By Muhammad Waheed
Baltimore Watchdog Staff Writer
A normal work day for Matt Mescall usually takes place in a gym or classroom at The Maryland School for the Blind, where he teaches adapted physical education and health to blind and visually impaired students.
Mescall said that he starts the day by coming into class with a plan and objectives, strategies on engaging his students, creating a safe learning environment and making necessary adaptations to the day’s activities. Mescall said he works hands-on with his students and then also takes part in after school activities like sports practices.
Mescall, who is 30-years-old, is not visually impaired, but spends almost every day around blind and low vision students. Enrolling in an advanced volleyball course while attending the College at Brockport, State University of New York, as an undergraduate student allowed Mescal to find his path of becoming an adapted physical education teacher by making important connections and taking a career-changing trip to Alaska.
Mescall said that his first experience working with a visually impaired student was hiking a mountain with a camper in Alaska at Camp Abilities, a blind sports camp.
“We all do these things that are very normal to all of us, but then you throw in some obstacles or some challenges you got to figure out how to overcome them whether it’d be a hiking trial or having to climb a rock just to go to the top of this mountain and so you learn to adjust on the fly,” Mescall said.
Mescall’s first exposure helped him figure out why he wanted to go into teaching adapted physical education.
“I think it was probably the relationships,” Mescall said. “The bonding with all of the students, having fun with them, seeing the joy of them and maybe something taking for granted. I go hiking all the time and I love it, but then you have these kids who don’t get the chance to do it all the time and so they are grateful one for having the opportunity, but then you know seeing them realize that they can do these things.”
Establishing trust is a major factor in working with visually impaired students while building relationships, Mescall said.
“If you can trust me and I can trust you and if you can trust me they can do all of these things so I just really enjoyed that aspect of it,” Mescall said.
Justin Haegele, a graduate assistant at the College at Brockport during Mescall’s undergraduate years, was looking for a student to go to Alaska for Camp Abilities, Mescall said.
“Everybody’s like, ‘You’re kidding, your joking,’ and nobody agreed to go with him, but he was being very serious,” Mescall said. “He wanted someone to go with and so feeling bad for him I raised my hand and said, ‘I’d go with you’ and not really knowing who this guy was.”
Raising awareness for Camp Abilities, disability sports and blind athletes was the main purpose of the trip, Mescall said.
Haegele gave advice on being open with students, Mescall said.
“I would say coming at anything, any student, any group of people with the idea that you have a set of knowledge that you’re going to bring and that you’re going to be able to share and that they have a set of knowledge that they’re going to be able to share and so you have to give and take,” Mescall said. “You have to give some of the knowledge you have and you have to take some of the knowledge that they have.”
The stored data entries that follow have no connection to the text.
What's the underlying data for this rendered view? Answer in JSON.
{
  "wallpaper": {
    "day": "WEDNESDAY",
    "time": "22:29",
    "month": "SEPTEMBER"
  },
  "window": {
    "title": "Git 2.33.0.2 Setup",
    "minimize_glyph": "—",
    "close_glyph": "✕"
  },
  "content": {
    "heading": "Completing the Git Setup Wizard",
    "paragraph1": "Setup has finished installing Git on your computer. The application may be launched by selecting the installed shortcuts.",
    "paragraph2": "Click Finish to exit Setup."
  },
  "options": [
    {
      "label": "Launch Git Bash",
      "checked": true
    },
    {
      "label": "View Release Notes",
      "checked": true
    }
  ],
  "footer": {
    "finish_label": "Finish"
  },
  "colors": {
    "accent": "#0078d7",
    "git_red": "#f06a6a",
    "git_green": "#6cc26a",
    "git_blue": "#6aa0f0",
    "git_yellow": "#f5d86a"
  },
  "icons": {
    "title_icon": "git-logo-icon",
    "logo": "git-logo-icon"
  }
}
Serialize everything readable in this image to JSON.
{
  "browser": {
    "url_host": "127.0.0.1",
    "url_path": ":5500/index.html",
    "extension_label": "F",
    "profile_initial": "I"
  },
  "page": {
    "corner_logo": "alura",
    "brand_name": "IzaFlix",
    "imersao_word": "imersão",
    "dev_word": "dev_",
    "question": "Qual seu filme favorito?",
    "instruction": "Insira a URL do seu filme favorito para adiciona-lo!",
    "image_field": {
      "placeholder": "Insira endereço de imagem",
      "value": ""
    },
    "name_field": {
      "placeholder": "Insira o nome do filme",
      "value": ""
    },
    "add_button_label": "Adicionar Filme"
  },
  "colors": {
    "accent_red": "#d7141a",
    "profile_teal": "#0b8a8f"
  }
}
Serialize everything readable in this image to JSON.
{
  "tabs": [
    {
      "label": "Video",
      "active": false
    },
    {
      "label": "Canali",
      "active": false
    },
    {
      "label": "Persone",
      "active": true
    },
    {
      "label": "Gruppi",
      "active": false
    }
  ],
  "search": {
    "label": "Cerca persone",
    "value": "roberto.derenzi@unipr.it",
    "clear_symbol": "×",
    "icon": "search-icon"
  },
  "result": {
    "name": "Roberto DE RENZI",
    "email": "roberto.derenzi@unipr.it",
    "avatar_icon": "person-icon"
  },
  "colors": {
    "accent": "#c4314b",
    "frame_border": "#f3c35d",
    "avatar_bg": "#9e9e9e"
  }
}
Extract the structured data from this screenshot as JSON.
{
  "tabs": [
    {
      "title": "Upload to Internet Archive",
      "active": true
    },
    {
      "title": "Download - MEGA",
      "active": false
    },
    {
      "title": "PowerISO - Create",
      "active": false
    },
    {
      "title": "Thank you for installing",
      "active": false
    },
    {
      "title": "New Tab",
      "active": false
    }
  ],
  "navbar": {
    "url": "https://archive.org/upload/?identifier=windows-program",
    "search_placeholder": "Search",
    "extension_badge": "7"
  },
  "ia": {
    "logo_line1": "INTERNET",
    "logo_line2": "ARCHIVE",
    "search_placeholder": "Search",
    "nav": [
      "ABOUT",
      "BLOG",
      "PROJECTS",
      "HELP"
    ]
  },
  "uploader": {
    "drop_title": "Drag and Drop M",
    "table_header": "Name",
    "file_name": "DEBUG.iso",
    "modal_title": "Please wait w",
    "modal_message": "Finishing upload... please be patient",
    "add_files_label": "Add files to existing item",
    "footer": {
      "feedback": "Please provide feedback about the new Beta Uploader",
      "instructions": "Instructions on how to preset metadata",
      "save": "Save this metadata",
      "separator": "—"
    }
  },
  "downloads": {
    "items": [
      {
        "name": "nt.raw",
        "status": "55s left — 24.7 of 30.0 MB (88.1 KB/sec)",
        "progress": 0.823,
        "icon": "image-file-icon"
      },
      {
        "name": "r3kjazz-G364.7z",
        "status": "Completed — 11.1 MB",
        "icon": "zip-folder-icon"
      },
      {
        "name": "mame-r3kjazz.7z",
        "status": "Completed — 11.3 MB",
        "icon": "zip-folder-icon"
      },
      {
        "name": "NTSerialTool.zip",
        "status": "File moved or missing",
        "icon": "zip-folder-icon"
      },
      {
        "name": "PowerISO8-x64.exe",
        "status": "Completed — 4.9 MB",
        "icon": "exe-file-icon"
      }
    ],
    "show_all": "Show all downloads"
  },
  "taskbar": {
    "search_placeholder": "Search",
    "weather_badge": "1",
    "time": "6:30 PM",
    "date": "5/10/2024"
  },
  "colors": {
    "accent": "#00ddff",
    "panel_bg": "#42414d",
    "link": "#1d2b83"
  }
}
Advocating for blind athletes, visually impaired students and having a positive attitude were other pieces of advice Haegele has taught, Mescall said.
Haegele is a best friend now, Mescall said.
Experiences at the College at Brockport taught basic foundations of physical education and why it needs to be included in everyone’s life regardless of abilities, Mescall said.
Interning at the Perkins School for the Blind and working in Connecticut provided various experiences of working with visually impaired students, Mescall said.
Mescall said he had different options when applying to become an adapted physical education teacher.
“Weighing my options ahead the option to go to a well-established or I had the option to go to a place that was a blank slate that we could really kind of take some ideas and run and build our program from the ground up and so knowing it’d be a lot of work, but wanting to really have a bigger impact, a bigger footprint I chose to go to The Maryland School for the Blind,” Mescall said.
Haegele, currently an assistant professor of health and education in the department of human movement sciences at Old Dominion University, said that Mescall was not qualified for Camp Abilities Alaska.
“I think sometimes we make decisions without understanding why we make the decisions and I think he made the decision to come up without really having any idea what he was about to get himself into and I think that we as a like a group are very lucky that that decision happened because of all the great things that he’s done since then,” Haegele said. “I don’t think he was overly qualified. He might’ve been substantially underqualified at the time and he still did it which speaks to who he is and you know the type of work that he does.”
Beyond teaching Mescall coaches blind sports including beep baseball, goalball and track and field. Mescall also now directs Camp Abilities Maryland which is hosted by MSB.
The Maryland Adapted Physical Education Consortium named Mescall the Teacher of the Year for adapted physical education in October 2017.
Lauren Lieberman, professor in the department of kinesiology at the College at Brockport, said that Mescall’s friendship with Haegele and the trip to Alaska really put Mescall on the path of becoming an adapted physical education teacher.
Lieberman taught Mescall while he was an undergraduate student at the College at Brockport.
“I can totally see him being an administrator at a school for the blind,” Lieberman said. “I just think that there are not many people like Matt who are extremely honest, who truly care about the kids and don’t care about being recognized as much. He likes to champion his colleagues and the people around him and you know he’s the most genuine, thoughtful, caring and talented teacher I’ve met.”
A trip to Alaska turned into a life-long friendship also leading to a well-respected career for Mescall. Mescall’s focus on building relationships with his students can be seen with his friendship with Haegele. Sometimes doing something to help someone like Mescall going to Alaska with Haegele can launch an individual into the right career direction. Relationships are important to build and that is exactly how Mescall got to where he is today.